Some people— like me — react to the tiny bit of epinephrine that is in local anesthesia by instantaneously developing skyrocketing pulse and blood pressure, dry mouth, and severe shaking. It can progress to a heart attack or stroke. I know that plastic surgeons, dermatologists, etc., aren’t quipped to handle a heart attack, so I insisted that he call the paramedics.

The doctor was rendered non-functional by his mistake. He didn’t even take my vitals. I asked for my son, who was in the waiting room, and my son took my pulse. It was 131 lying down at rest. My son then asked for a blood pressure cuff, but the doctor had just moved and didn’t even have it unpacked.

The paramedics arrived, took my blood pressure (208/110) and did an EKG. They wanted to take me to the emergency room.

But by then my body was metabolizing the epi and my blood pressure was dropping. It was still catastrophically high, but my EKG was normal. I opted to stay and have the plastic surgeon close the wound, promising to go to the ER as soon as the surgery was done.

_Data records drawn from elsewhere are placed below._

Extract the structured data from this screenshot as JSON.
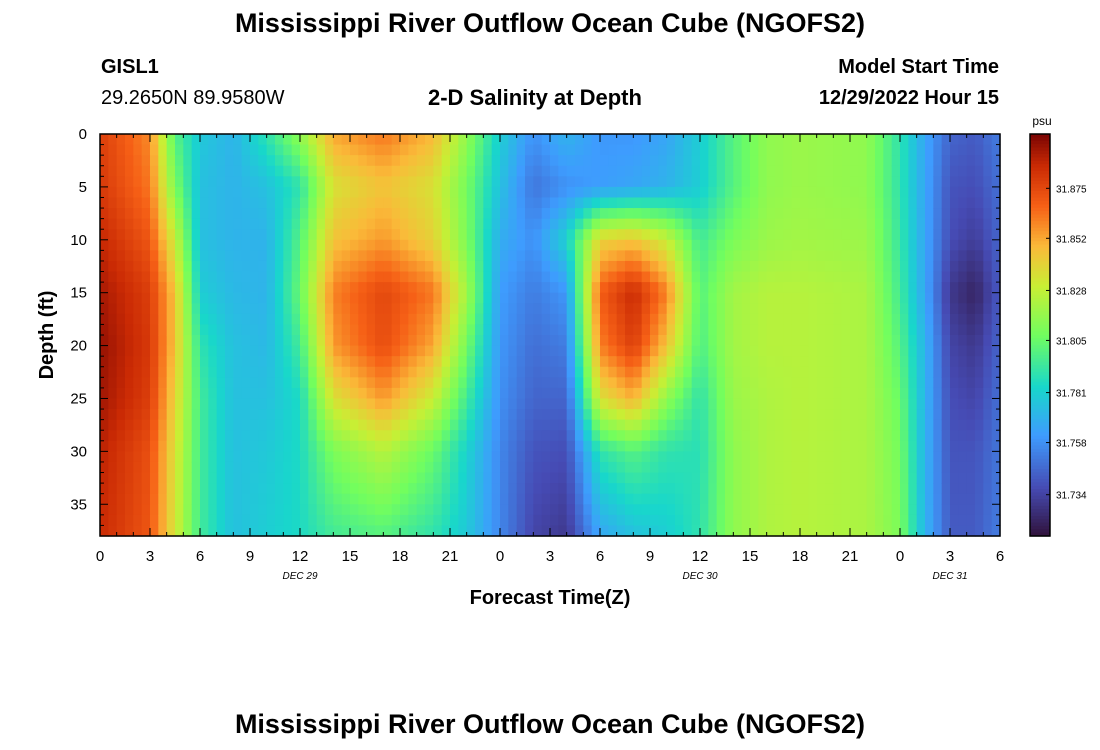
{
  "page": {
    "title": "Mississippi River Outflow Ocean Cube (NGOFS2)",
    "title_repeat": "Mississippi River Outflow Ocean Cube (NGOFS2)",
    "station_id": "GISL1",
    "station_coords": "29.2650N  89.9580W",
    "plot_title": "2-D Salinity at Depth",
    "model_start_label": "Model Start Time",
    "model_start_value": "12/29/2022 Hour 15"
  },
  "chart_data": {
    "type": "heatmap",
    "title": "2-D Salinity at Depth",
    "xlabel": "Forecast Time(Z)",
    "ylabel": "Depth (ft)",
    "x_hours_range": [
      0,
      54
    ],
    "x_ticks": [
      "0",
      "3",
      "6",
      "9",
      "12",
      "15",
      "18",
      "21",
      "0",
      "3",
      "6",
      "9",
      "12",
      "15",
      "18",
      "21",
      "0",
      "3",
      "6"
    ],
    "date_labels": [
      {
        "label": "DEC 29",
        "hour": 12
      },
      {
        "label": "DEC 30",
        "hour": 36
      },
      {
        "label": "DEC 31",
        "hour": 51
      }
    ],
    "y_range": [
      0,
      38
    ],
    "y_ticks": [
      0,
      5,
      10,
      15,
      20,
      25,
      30,
      35
    ],
    "colorbar": {
      "units": "psu",
      "range": [
        31.715,
        31.9
      ],
      "labels": [
        "31.875",
        "31.852",
        "31.828",
        "31.805",
        "31.781",
        "31.758",
        "31.734"
      ]
    },
    "salinity_keyframes": [
      {
        "hour": 0,
        "profile": [
          31.878,
          31.88,
          31.886,
          31.892,
          31.895,
          31.893,
          31.888,
          31.885
        ]
      },
      {
        "hour": 3,
        "profile": [
          31.858,
          31.862,
          31.87,
          31.878,
          31.88,
          31.878,
          31.872,
          31.87
        ]
      },
      {
        "hour": 4.5,
        "profile": [
          31.8,
          31.81,
          31.83,
          31.845,
          31.845,
          31.84,
          31.835,
          31.833
        ]
      },
      {
        "hour": 6,
        "profile": [
          31.778,
          31.775,
          31.775,
          31.78,
          31.79,
          31.795,
          31.795,
          31.795
        ]
      },
      {
        "hour": 8,
        "profile": [
          31.77,
          31.77,
          31.77,
          31.772,
          31.775,
          31.775,
          31.775,
          31.775
        ]
      },
      {
        "hour": 10,
        "profile": [
          31.79,
          31.775,
          31.77,
          31.77,
          31.772,
          31.775,
          31.778,
          31.78
        ]
      },
      {
        "hour": 12,
        "profile": [
          31.815,
          31.79,
          31.8,
          31.805,
          31.795,
          31.785,
          31.785,
          31.785
        ]
      },
      {
        "hour": 14,
        "profile": [
          31.852,
          31.835,
          31.845,
          31.86,
          31.855,
          31.835,
          31.81,
          31.795
        ]
      },
      {
        "hour": 17,
        "profile": [
          31.862,
          31.845,
          31.855,
          31.875,
          31.873,
          31.855,
          31.825,
          31.8
        ]
      },
      {
        "hour": 20,
        "profile": [
          31.848,
          31.835,
          31.84,
          31.862,
          31.852,
          31.83,
          31.805,
          31.79
        ]
      },
      {
        "hour": 22,
        "profile": [
          31.815,
          31.808,
          31.81,
          31.82,
          31.808,
          31.795,
          31.782,
          31.778
        ]
      },
      {
        "hour": 24,
        "profile": [
          31.78,
          31.775,
          31.768,
          31.762,
          31.76,
          31.758,
          31.755,
          31.755
        ]
      },
      {
        "hour": 26,
        "profile": [
          31.758,
          31.75,
          31.758,
          31.752,
          31.748,
          31.745,
          31.74,
          31.735
        ]
      },
      {
        "hour": 28,
        "profile": [
          31.77,
          31.758,
          31.782,
          31.76,
          31.752,
          31.745,
          31.738,
          31.73
        ]
      },
      {
        "hour": 30,
        "profile": [
          31.76,
          31.762,
          31.84,
          31.868,
          31.86,
          31.835,
          31.79,
          31.765
        ]
      },
      {
        "hour": 32,
        "profile": [
          31.76,
          31.765,
          31.845,
          31.885,
          31.878,
          31.85,
          31.8,
          31.775
        ]
      },
      {
        "hour": 34,
        "profile": [
          31.765,
          31.77,
          31.83,
          31.86,
          31.845,
          31.815,
          31.79,
          31.78
        ]
      },
      {
        "hour": 36,
        "profile": [
          31.78,
          31.78,
          31.795,
          31.8,
          31.798,
          31.79,
          31.788,
          31.79
        ]
      },
      {
        "hour": 38,
        "profile": [
          31.8,
          31.8,
          31.81,
          31.82,
          31.82,
          31.818,
          31.815,
          31.815
        ]
      },
      {
        "hour": 40,
        "profile": [
          31.815,
          31.815,
          31.818,
          31.825,
          31.825,
          31.823,
          31.823,
          31.823
        ]
      },
      {
        "hour": 42,
        "profile": [
          31.818,
          31.818,
          31.82,
          31.825,
          31.825,
          31.825,
          31.825,
          31.825
        ]
      },
      {
        "hour": 46,
        "profile": [
          31.815,
          31.815,
          31.818,
          31.822,
          31.822,
          31.822,
          31.822,
          31.822
        ]
      },
      {
        "hour": 48,
        "profile": [
          31.79,
          31.79,
          31.792,
          31.795,
          31.8,
          31.805,
          31.808,
          31.81
        ]
      },
      {
        "hour": 49.5,
        "profile": [
          31.765,
          31.765,
          31.765,
          31.765,
          31.77,
          31.77,
          31.77,
          31.77
        ]
      },
      {
        "hour": 51,
        "profile": [
          31.745,
          31.74,
          31.738,
          31.73,
          31.735,
          31.738,
          31.74,
          31.742
        ]
      },
      {
        "hour": 52.5,
        "profile": [
          31.742,
          31.738,
          31.732,
          31.722,
          31.73,
          31.735,
          31.74,
          31.742
        ]
      },
      {
        "hour": 54,
        "profile": [
          31.752,
          31.748,
          31.745,
          31.742,
          31.745,
          31.748,
          31.75,
          31.752
        ]
      }
    ],
    "profile_depths": [
      0,
      5,
      10,
      15,
      20,
      25,
      30,
      38
    ]
  }
}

My son and I had to settle down the doctor so that he was calm enough to operate. He enlarged the round wound to facilitate a clean closure. That’s how I ended up with a two-inch long scar on my face.

My blood pressure was still sky high when I went to the ER after surgery. It didn’t return to normal until the next day.

February is National Cancer Prevention Month. Vic and I urge you to see your doctor to schedule whatever screenings your doctor deems necessary. If caught early enough, most cancers are curable. Screening and prompt treatment saves lives.